During the Skype session with Morton, a student asked about the connection she observed between King Arthur and Rey. She referenced the scene where Luke Skywalker’s lightsaber chooses the heroine over a more powerful character, Kylo Ren, drawing parallels between the behavior of that weapon and the sword in the stone.
“And when she said that it blew my mind. I thought ‘this is really working. They are thinking multidimensionally,’” he said.
Zehr has a virtually endless array of options for connecting language arts curriculum to the movie franchise, but he’s careful to balance it.
“You cannot live on Star Wars alone; even I would get burned out by that,” he said. “What I tell my students is, ‘You’ve got to think of a different way to look at the world, and that will help you to be successful.’ That’s the drive behind everything I do in the classroom. I don’t care if they know what a lightsaber is; I care about whether they can think critically.”
Zehr’s experiences have helped him to inspire students to pursue their passions. The teacher is a paid contributor for StarWars.com and has published more than 60 education and fan-based write-ups. The creators of Star Wars in the Classroom, which has become an international teaching movement made up of more than 700 educators, recruited Zehr to be one of their leaders and contributors.
In 2016, Coffee with Kenobi nabbed Best Show out of 225 competing Star Wars podcasts. As a result, at Celebration Anaheim, Zehr became the first-ever podcast host to speak on Lucasfilm’s stage.
“There were thousands of people there. It was standing room only. We were able to use that platform to talk about education,” he said.
Last year, Zehr got the opportunity of a lifetime. He was tabbed by Target to star in a rebel-themed commercial advertising the Star Wars: Rogue One premiere. It has been viewed countless times around the world. His line in the ad was, “It is an unconventional way to connect with the kids, but students love it when you use Star Wars to teach Shakespeare.”

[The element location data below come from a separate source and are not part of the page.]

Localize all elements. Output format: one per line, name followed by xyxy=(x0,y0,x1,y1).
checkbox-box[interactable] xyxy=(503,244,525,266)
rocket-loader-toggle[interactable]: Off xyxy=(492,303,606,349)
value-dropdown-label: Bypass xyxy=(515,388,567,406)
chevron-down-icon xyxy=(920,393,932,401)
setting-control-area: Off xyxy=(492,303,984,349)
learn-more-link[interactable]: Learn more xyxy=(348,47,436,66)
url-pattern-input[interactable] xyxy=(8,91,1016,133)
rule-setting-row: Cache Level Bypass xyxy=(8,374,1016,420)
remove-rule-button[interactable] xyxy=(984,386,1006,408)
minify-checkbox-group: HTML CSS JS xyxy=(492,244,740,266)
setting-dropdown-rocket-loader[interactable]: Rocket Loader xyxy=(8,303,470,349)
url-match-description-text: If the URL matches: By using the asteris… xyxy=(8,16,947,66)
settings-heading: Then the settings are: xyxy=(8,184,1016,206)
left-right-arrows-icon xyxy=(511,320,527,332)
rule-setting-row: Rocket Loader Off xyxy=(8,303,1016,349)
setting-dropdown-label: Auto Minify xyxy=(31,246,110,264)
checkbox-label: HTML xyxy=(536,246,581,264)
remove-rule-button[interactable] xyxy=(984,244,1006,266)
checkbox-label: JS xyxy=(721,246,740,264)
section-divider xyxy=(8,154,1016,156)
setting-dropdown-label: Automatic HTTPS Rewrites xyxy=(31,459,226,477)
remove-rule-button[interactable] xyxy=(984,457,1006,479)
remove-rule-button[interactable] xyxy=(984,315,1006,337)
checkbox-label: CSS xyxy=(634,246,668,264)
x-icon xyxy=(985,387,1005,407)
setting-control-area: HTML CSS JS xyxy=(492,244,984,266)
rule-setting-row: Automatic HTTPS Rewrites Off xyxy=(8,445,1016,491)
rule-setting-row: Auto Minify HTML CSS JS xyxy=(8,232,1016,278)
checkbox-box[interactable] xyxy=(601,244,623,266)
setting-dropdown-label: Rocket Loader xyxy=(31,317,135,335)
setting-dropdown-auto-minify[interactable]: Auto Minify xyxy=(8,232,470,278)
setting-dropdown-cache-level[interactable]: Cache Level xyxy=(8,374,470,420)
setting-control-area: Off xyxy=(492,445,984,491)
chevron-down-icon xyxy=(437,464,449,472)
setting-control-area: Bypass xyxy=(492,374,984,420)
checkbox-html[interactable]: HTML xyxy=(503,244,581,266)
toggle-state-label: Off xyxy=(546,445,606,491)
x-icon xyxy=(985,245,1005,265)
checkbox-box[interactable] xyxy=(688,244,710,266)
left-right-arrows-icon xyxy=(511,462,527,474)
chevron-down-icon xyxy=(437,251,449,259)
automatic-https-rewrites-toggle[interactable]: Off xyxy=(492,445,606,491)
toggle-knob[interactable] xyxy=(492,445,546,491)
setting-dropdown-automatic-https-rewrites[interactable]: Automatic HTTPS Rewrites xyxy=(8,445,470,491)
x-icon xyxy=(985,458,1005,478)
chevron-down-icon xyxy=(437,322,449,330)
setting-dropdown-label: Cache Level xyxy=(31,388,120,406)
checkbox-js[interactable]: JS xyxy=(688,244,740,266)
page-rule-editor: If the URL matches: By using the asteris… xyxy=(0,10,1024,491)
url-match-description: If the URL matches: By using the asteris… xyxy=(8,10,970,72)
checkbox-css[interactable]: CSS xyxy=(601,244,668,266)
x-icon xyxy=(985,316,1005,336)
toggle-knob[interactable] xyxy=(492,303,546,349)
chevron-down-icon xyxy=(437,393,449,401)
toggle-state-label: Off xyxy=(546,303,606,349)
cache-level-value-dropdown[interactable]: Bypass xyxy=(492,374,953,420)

For Zehr, the best part of the adventure was sharing it with his wife, Deanna Zehr ’98, who said “It has been fun to be a part of this, even though I wasn’t the biggest fan of Star Wars when we first met. I am my husband’s biggest fan, and I am so proud he’s used this passion to inspire others, particularly students! ” Deanna is a fellow Redbird alum and serves as a counselor at WCHS, where the two met.
A couple of months after the call from Target, Gillette flew Zehr to London to cover the company’s own Star Wars promotion at Pinewood Studios.
“There were media outlets there like Men’s Fitness, USA Today, The Huffington Post, The Hollywood Reporter, Variety and then, Coffee with Kenobi,” he said.
While in London, Zehr was interviewed by The Huffington Post, where he talked about his own work and the podcast.
At the University’s “Star Wars Day” last December, Illinois State men’s basketball recognized Zehr’s accomplishments at halftime, with his wife, their three children, and extended family in attendance.
Reflecting on his journey so far, Zehr said, “It’s not like I’m doing anything incredibly special. I’m just following who I am. I think that if you can be honest about yourself, students in turn believe, ‘It’s OK for me to be me.’”
Perhaps no statement better encapsulates the community of Jedi educators known as Redbirds.